Bij volwassenen zijn ze echter een onderdeel van histologisch heterogene germinale tumoren. Bovendien kunnen ze wijzen op de aanwezigheid van aangeboren aandoeningenontwikkeling

Rijpe teratoom bestaat uit cellen en weefsels van ecto-, meso- en endodermale oorsprong, zoals gladde spierstrengen, bronchiaal epitheel, darmepitheel, zenuwstammen, kraakbeen, tanden, gliaweefsel en vele andere die liggen in het bindweefsel

Bij kinderen is het een goedaardig neoplasma met een goede prognose

Bij volwassenen is de prognose onzeker, voornamelijk vanwege de mogelijke aanwezigheid van onvolgroeide of kwaadaardige laesies.

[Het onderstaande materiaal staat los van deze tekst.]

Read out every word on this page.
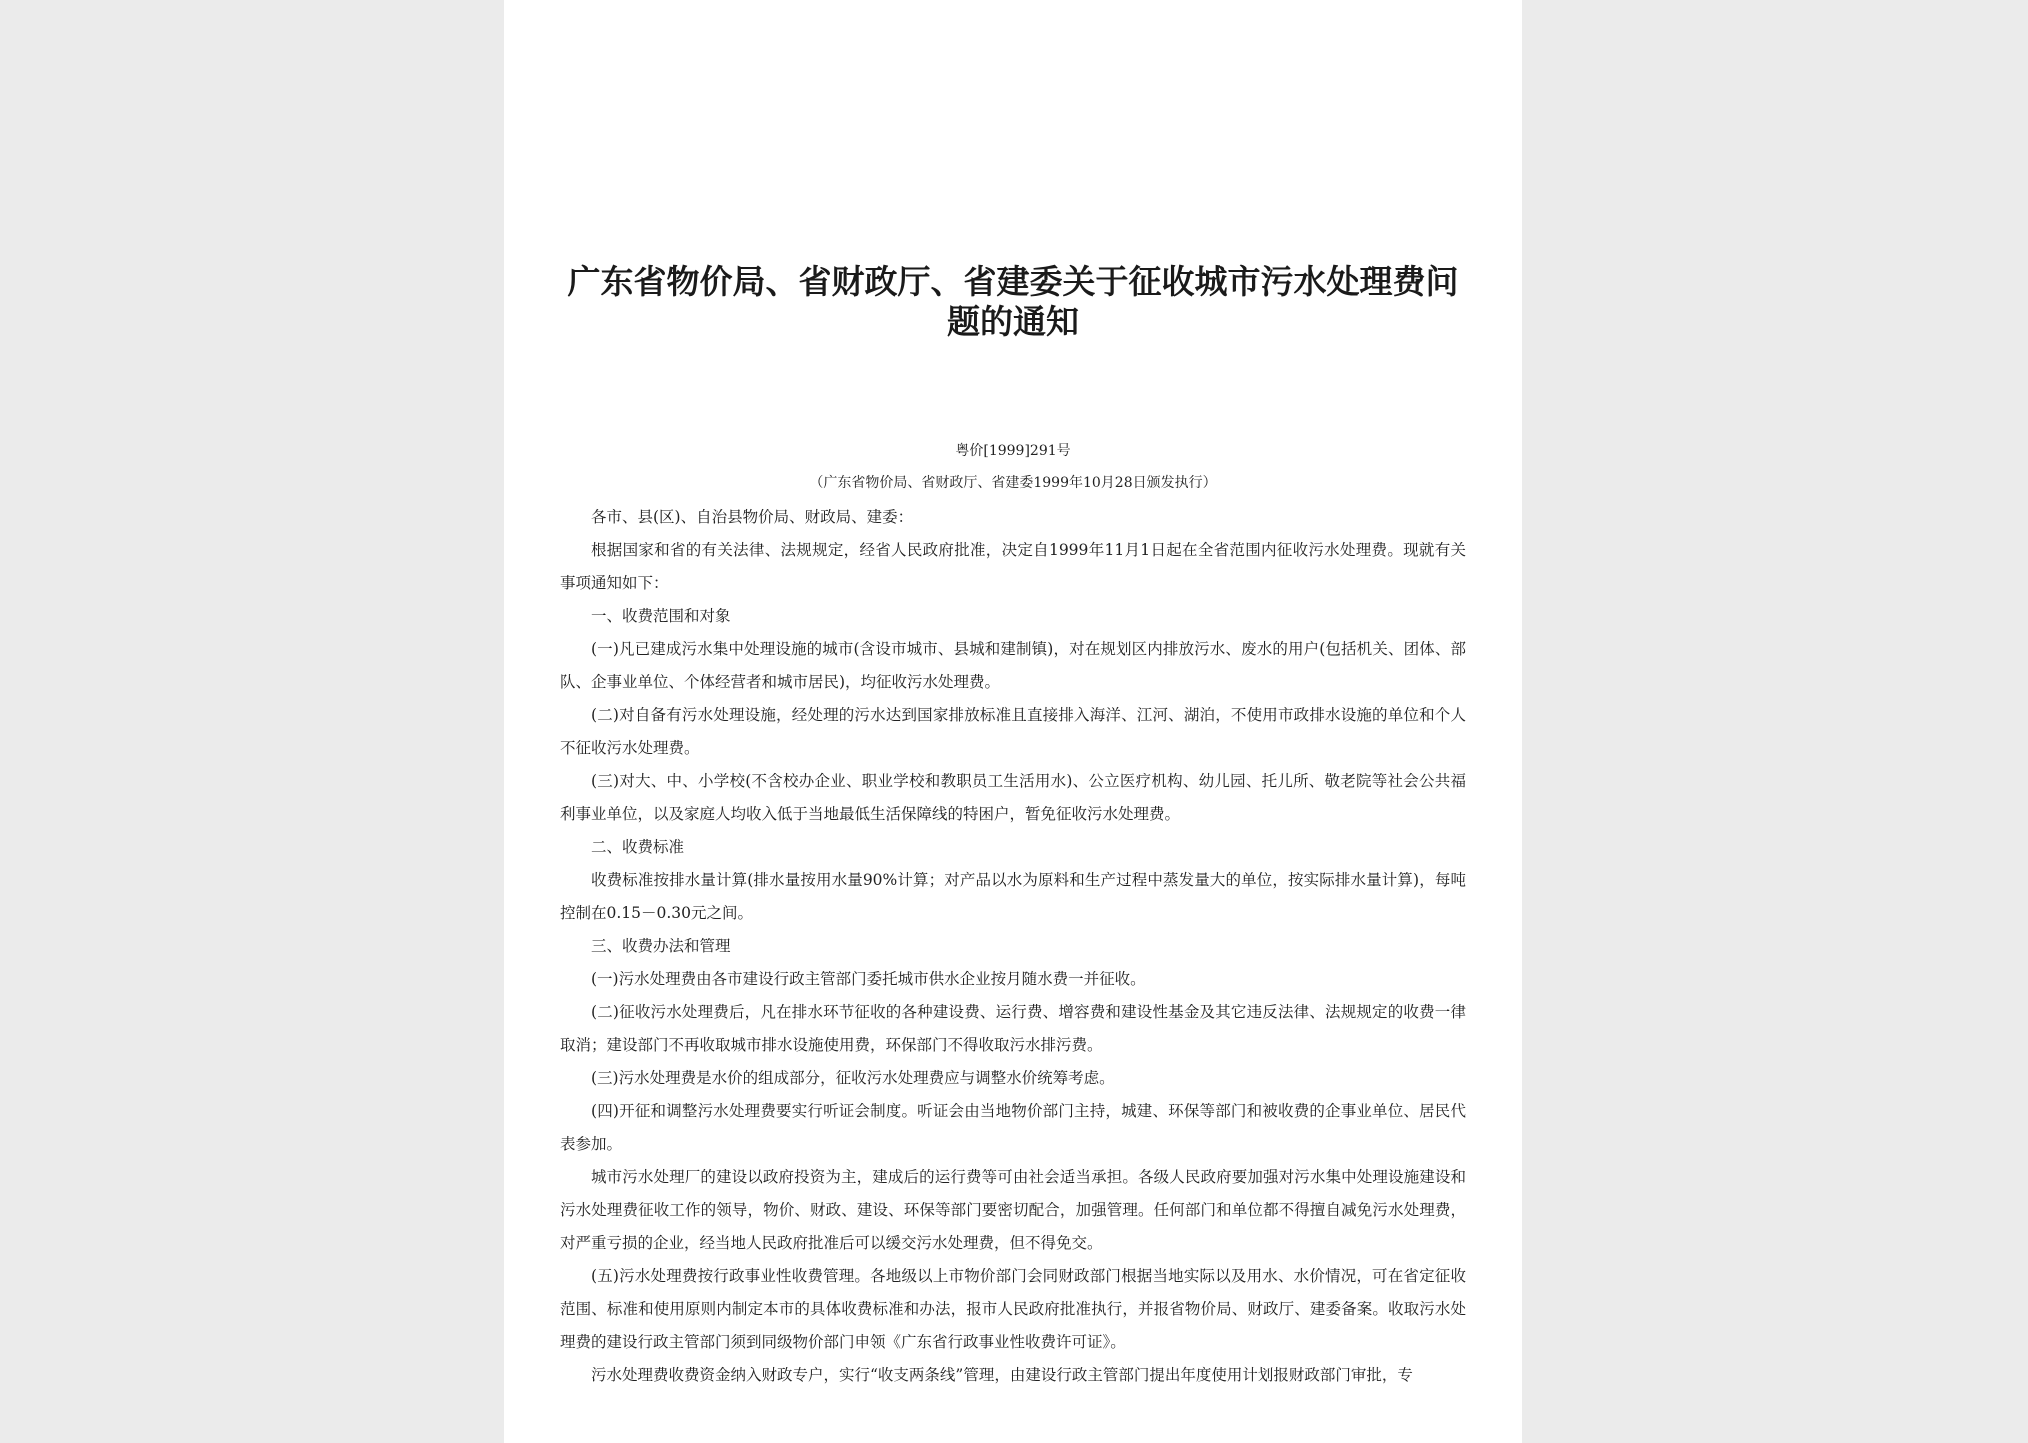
广东省物价局、省财政厅、省建委关于征收城市污水处理费问题的通知
粤价[1999]291号
（广东省物价局、省财政厅、省建委1999年10月28日颁发执行）

各市、县(区)、自治县物价局、财政局、建委：

根据国家和省的有关法律、法规规定，经省人民政府批准，决定自1999年11月1日起在全省范围内征收污水处理费。现就有关事项通知如下：

一、收费范围和对象

(一)凡已建成污水集中处理设施的城市(含设市城市、县城和建制镇)，对在规划区内排放污水、废水的用户(包括机关、团体、部队、企事业单位、个体经营者和城市居民)，均征收污水处理费。

(二)对自备有污水处理设施，经处理的污水达到国家排放标准且直接排入海洋、江河、湖泊，不使用市政排水设施的单位和个人不征收污水处理费。

(三)对大、中、小学校(不含校办企业、职业学校和教职员工生活用水)、公立医疗机构、幼儿园、托儿所、敬老院等社会公共福利事业单位，以及家庭人均收入低于当地最低生活保障线的特困户，暂免征收污水处理费。

二、收费标准

收费标准按排水量计算(排水量按用水量90%计算；对产品以水为原料和生产过程中蒸发量大的单位，按实际排水量计算)，每吨控制在0.15－0.30元之间。

三、收费办法和管理

(一)污水处理费由各市建设行政主管部门委托城市供水企业按月随水费一并征收。

(二)征收污水处理费后，凡在排水环节征收的各种建设费、运行费、增容费和建设性基金及其它违反法律、法规规定的收费一律取消；建设部门不再收取城市排水设施使用费，环保部门不得收取污水排污费。

(三)污水处理费是水价的组成部分，征收污水处理费应与调整水价统筹考虑。

(四)开征和调整污水处理费要实行听证会制度。听证会由当地物价部门主持，城建、环保等部门和被收费的企事业单位、居民代表参加。

城市污水处理厂的建设以政府投资为主，建成后的运行费等可由社会适当承担。各级人民政府要加强对污水集中处理设施建设和污水处理费征收工作的领导，物价、财政、建设、环保等部门要密切配合，加强管理。任何部门和单位都不得擅自减免污水处理费，对严重亏损的企业，经当地人民政府批准后可以缓交污水处理费，但不得免交。

(五)污水处理费按行政事业性收费管理。各地级以上市物价部门会同财政部门根据当地实际以及用水、水价情况，可在省定征收范围、标准和使用原则内制定本市的具体收费标准和办法，报市人民政府批准执行，并报省物价局、财政厅、建委备案。收取污水处理费的建设行政主管部门须到同级物价部门申领《广东省行政事业性收费许可证》。

污水处理费收费资金纳入财政专户，实行“收支两条线”管理，由建设行政主管部门提出年度使用计划报财政部门审批，专
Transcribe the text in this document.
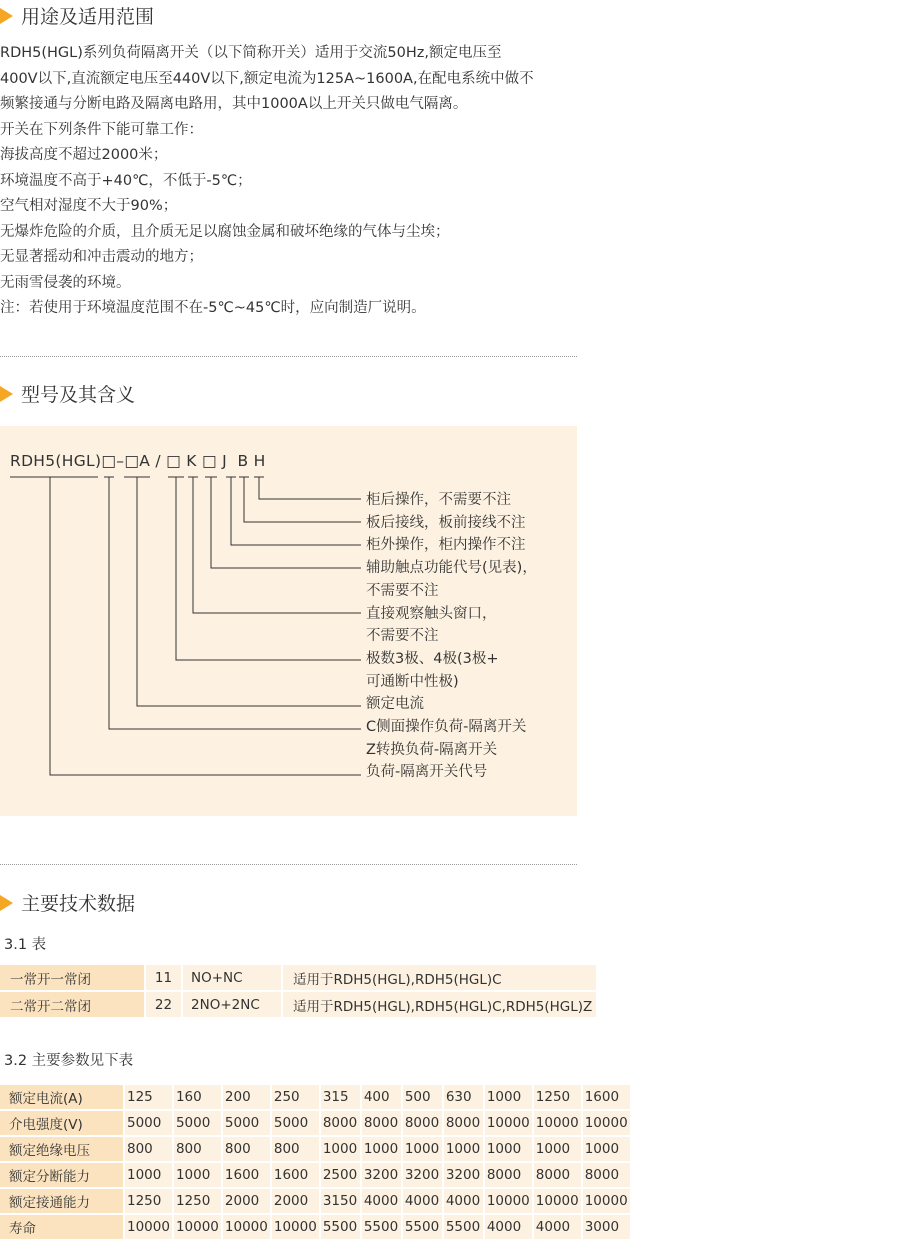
用途及适用范围

RDH5(HGL)系列负荷隔离开关（以下简称开关）适用于交流50Hz,额定电压至

400V以下,直流额定电压至440V以下,额定电流为125A~1600A,在配电系统中做不

频繁接通与分断电路及隔离电路用，其中1000A以上开关只做电气隔离。

开关在下列条件下能可靠工作：

海拔高度不超过2000米；

环境温度不高于+40℃，不低于-5℃；

空气相对湿度不大于90%；

无爆炸危险的介质，且介质无足以腐蚀金属和破坏绝缘的气体与尘埃；

无显著摇动和冲击震动的地方；

无雨雪侵袭的环境。

注：若使用于环境温度范围不在-5℃~45℃时，应向制造厂说明。

型号及其含义
RDH5(HGL)□–□A / □ K □ J  B H
柜后操作，不需要不注
板后接线，板前接线不注
柜外操作，柜内操作不注
辅助触点功能代号(见表)，
不需要不注
直接观察触头窗口，
不需要不注
极数3极、4极(3极+
可通断中性极)
额定电流
C侧面操作负荷-隔离开关
Z转换负荷-隔离开关
负荷-隔离开关代号
主要技术数据
3.1 表
一常开一常闭	11	NO+NC	适用于RDH5(HGL),RDH5(HGL)C
二常开二常闭	22	2NO+2NC	适用于RDH5(HGL),RDH5(HGL)C,RDH5(HGL)Z
3.2 主要参数见下表
额定电流(A)	125	160	200	250	315	400	500	630	1000	1250	1600
介电强度(V)	5000	5000	5000	5000	8000	8000	8000	8000	10000	10000	10000
额定绝缘电压	800	800	800	800	1000	1000	1000	1000	1000	1000	1000
额定分断能力	1000	1000	1600	1600	2500	3200	3200	3200	8000	8000	8000
额定接通能力	1250	1250	2000	2000	3150	4000	4000	4000	10000	10000	10000
寿命	10000	10000	10000	10000	5500	5500	5500	5500	4000	4000	3000
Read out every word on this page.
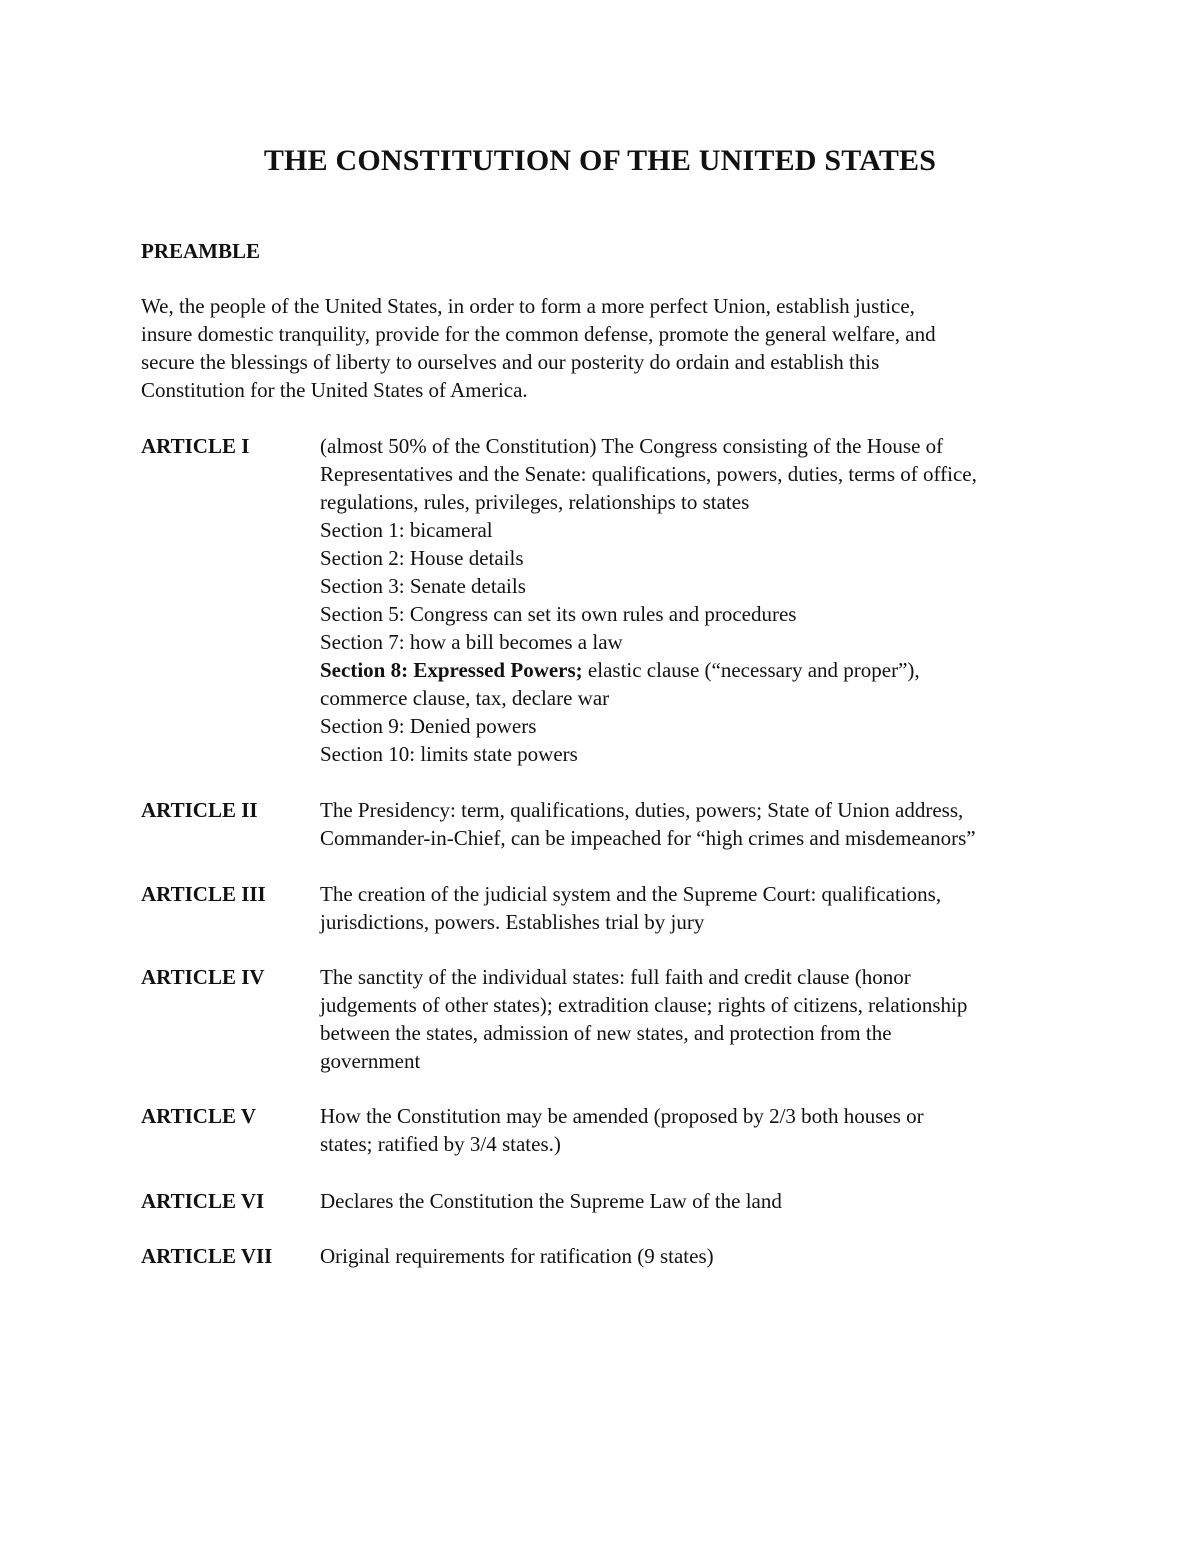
THE CONSTITUTION OF THE UNITED STATES
PREAMBLE
We, the people of the United States, in order to form a more perfect Union, establish justice,
insure domestic tranquility, provide for the common defense, promote the general welfare, and
secure the blessings of liberty to ourselves and our posterity do ordain and establish this
Constitution for the United States of America.
ARTICLE I	(almost 50% of the Constitution) The Congress consisting of the House of
Representatives and the Senate: qualifications, powers, duties, terms of office,
regulations, rules, privileges, relationships to states
Section 1: bicameral
Section 2: House details
Section 3: Senate details
Section 5: Congress can set its own rules and procedures
Section 7: how a bill becomes a law
Section 8: Expressed Powers; elastic clause (“necessary and proper”),
commerce clause, tax, declare war
Section 9: Denied powers
Section 10: limits state powers
ARTICLE II	The Presidency: term, qualifications, duties, powers; State of Union address,
Commander-in-Chief, can be impeached for “high crimes and misdemeanors”
ARTICLE III	The creation of the judicial system and the Supreme Court: qualifications,
jurisdictions, powers. Establishes trial by jury
ARTICLE IV	The sanctity of the individual states: full faith and credit clause (honor
judgements of other states); extradition clause; rights of citizens, relationship
between the states, admission of new states, and protection from the
government
ARTICLE V	How the Constitution may be amended (proposed by 2/3 both houses or
states; ratified by 3/4 states.)
ARTICLE VI	Declares the Constitution the Supreme Law of the land
ARTICLE VII Original requirements for ratification (9 states)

Onrijpe teratoom bestaat uit onvolgroeide weefsels zoals embryonale klierbuizen, blastema of neuro-epitheel.

Aan de andere kant verschijnt af en toe een huidcyste als een cyste gevuld met geelachtige vettige massa's, vaak met haar.

Primaire kiembaanneoplasmata van het centrale zenuwstelsel

Kiemneoplasmata buiten de eierstok en testikel kunnen ook aanwezig zijn, maar zelden, in het centrale zenuwstelsel. Hun voorkomen is typisch voor kinderen en tieners.

Ze bevinden zich langs de middellijn - meestal rond de III-kamer, de pijnappelklier en het suprasellaire gebied.

Deze omvatten:

  • kiemplasma (germinoom)
  • embryokanker (carcinoom embryonale)
  • dooierzaktumor
  • choriocarcinoom
  • teratomen - volwassen, onvolwassen en met kwaadaardige transformatie

Bij de diagnose van deze tumoren wordt gebruik gemaakt van beeldvormend onderzoek (computertomografie, magnetische resonantie beeldvorming) en het onderzoek van de cerebrospinale vloeistof op de aanwezigheid van alfa-fetoproteïne, choriongonadotrofine en placentaire alkalische fosfatase (PLAP).

Help de ontwikkeling van de site en deelt het artikel met vrienden!